Somaliland is not recognised by the international community despite 25 years of de facto independence from the rest of war-torn Somalia.
Developing infrastructure
Ethiopia will invest in developing infrastructure at the Berbera corridor as a trade gateway for the inland country, the statement said.
DP World has also pledged to invest $442m (360 million euros) to develop Berbera, strategically located on the Gulf of Aden coast near the entrance to the Red Sea.
The group, one of the world's largest port operators, won a 30-year concession for the management and development of a multi-purpose port project at Berbera in 2016.
Before Thursday's agreement, DP World owned 65% of the project and Somaliland held the remaining 35%.
DP World last week announced it planned to seek international arbitration against Djibouti, after the tiny state terminated its 50-year concession at the Doraleh container terminal.

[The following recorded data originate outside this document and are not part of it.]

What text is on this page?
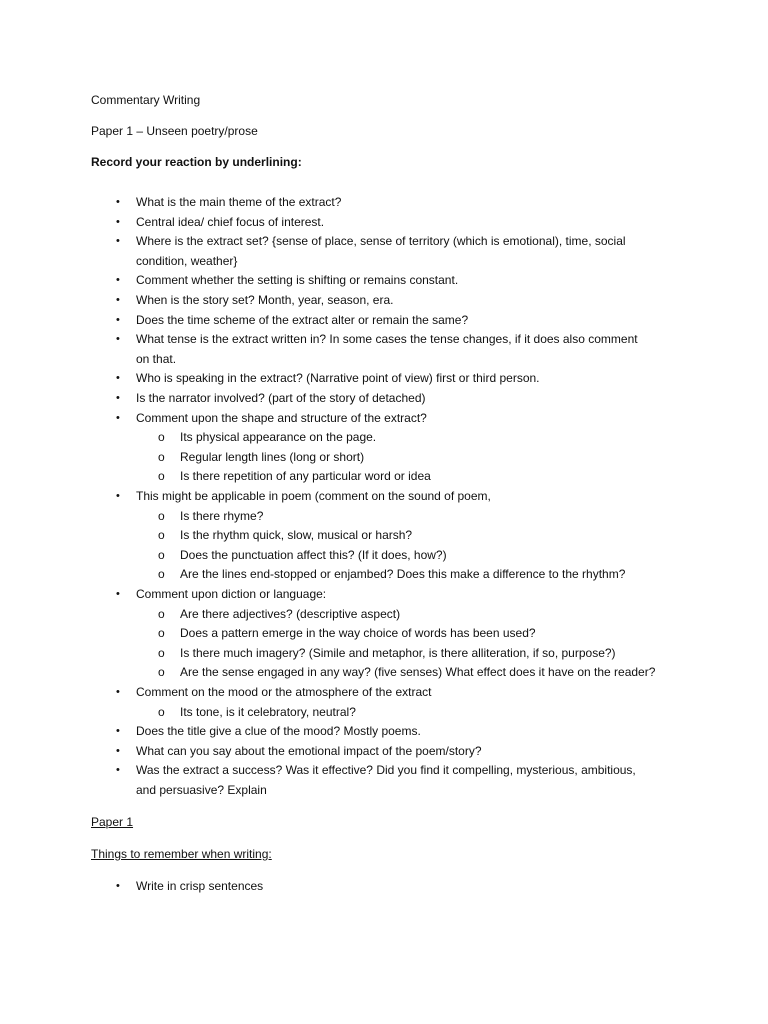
Commentary Writing
Paper 1 – Unseen poetry/prose
Record your reaction by underlining:
• What is the main theme of the extract?
• Central idea/ chief focus of interest.
• Where is the extract set? {sense of place, sense of territory (which is emotional), time, social
condition, weather}
• Comment whether the setting is shifting or remains constant.
• When is the story set? Month, year, season, era.
• Does the time scheme of the extract alter or remain the same?
• What tense is the extract written in? In some cases the tense changes, if it does also comment
on that.
• Who is speaking in the extract? (Narrative point of view) first or third person.
• Is the narrator involved? (part of the story of detached)
• Comment upon the shape and structure of the extract?
o Its physical appearance on the page.
o Regular length lines (long or short)
o Is there repetition of any particular word or idea
• This might be applicable in poem (comment on the sound of poem,
o Is there rhyme?
o Is the rhythm quick, slow, musical or harsh?
o Does the punctuation affect this? (If it does, how?)
o Are the lines end-stopped or enjambed? Does this make a difference to the rhythm?
• Comment upon diction or language:
o Are there adjectives? (descriptive aspect)
o Does a pattern emerge in the way choice of words has been used?
o Is there much imagery? (Simile and metaphor, is there alliteration, if so, purpose?)
o Are the sense engaged in any way? (five senses) What effect does it have on the reader?
• Comment on the mood or the atmosphere of the extract
o Its tone, is it celebratory, neutral?
• Does the title give a clue of the mood? Mostly poems.
• What can you say about the emotional impact of the poem/story?
• Was the extract a success? Was it effective? Did you find it compelling, mysterious, ambitious,
and persuasive? Explain
Paper 1
Things to remember when writing:
• Write in crisp sentences
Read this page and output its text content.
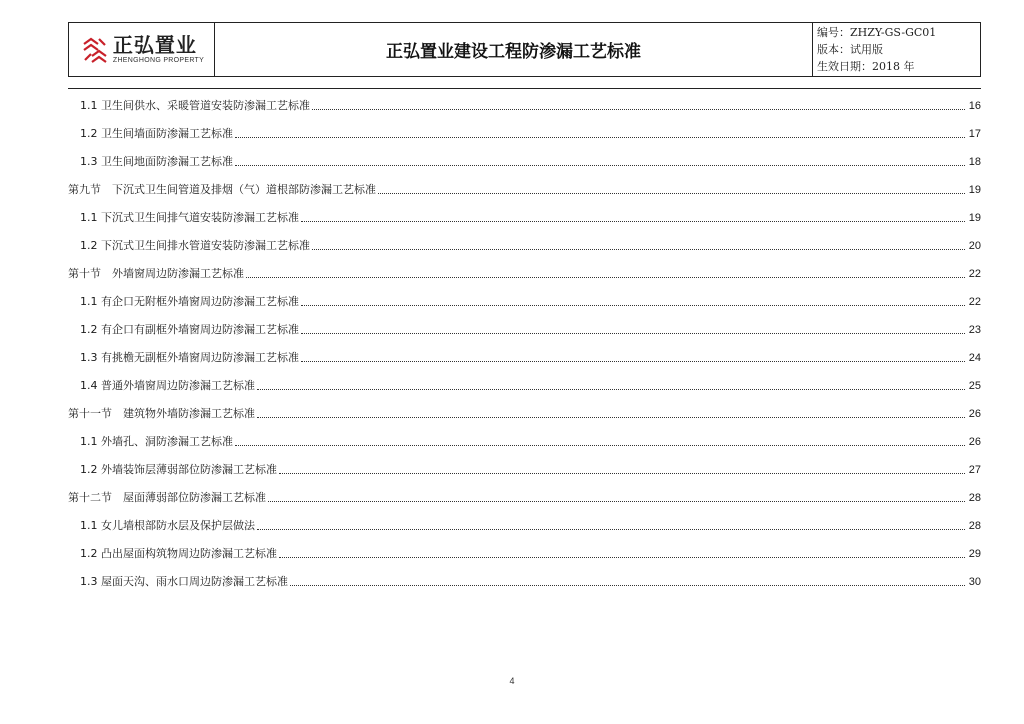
正弘置业
ZHENGHONG PROPERTY	正弘置业建设工程防渗漏工艺标准
编号：ZHZY-GS-GC01
版本：试用版
生效日期：2018 年
1.1 卫生间供水、采暖管道安装防渗漏工艺标准	16
1.2 卫生间墙面防渗漏工艺标准	17
1.3 卫生间地面防渗漏工艺标准	18
第九节　下沉式卫生间管道及排烟（气）道根部防渗漏工艺标准	19
1.1 下沉式卫生间排气道安装防渗漏工艺标准	19
1.2 下沉式卫生间排水管道安装防渗漏工艺标准	20
第十节　外墙窗周边防渗漏工艺标准	22
1.1 有企口无附框外墙窗周边防渗漏工艺标准	22
1.2 有企口有副框外墙窗周边防渗漏工艺标准	23
1.3 有挑檐无副框外墙窗周边防渗漏工艺标准	24
1.4 普通外墙窗周边防渗漏工艺标准	25
第十一节　建筑物外墙防渗漏工艺标准	26
1.1 外墙孔、洞防渗漏工艺标准	26
1.2 外墙装饰层薄弱部位防渗漏工艺标准	27
第十二节　屋面薄弱部位防渗漏工艺标准	28
1.1 女儿墙根部防水层及保护层做法	28
1.2 凸出屋面构筑物周边防渗漏工艺标准	29
1.3 屋面天沟、雨水口周边防渗漏工艺标准	30
4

The Dubai government has also publicly criticised the decision by Djibouti, which is home to military bases of the United States, France, Italy, Spain, Saudi Arabia, Japan and China.
The Chinese base is immediately adjacent to the Doraleh terminal.
Doraleh is the terminus for a Chinese-built railway, which opened in 2016, linking Djibouti with the Ethiopian capital Addis Ababa.
DP World, which operates 78 marine and inland terminals in 40 countries, is also focused heavily on concession deals for ports in war-torn Yemen and across the Horn of Africa.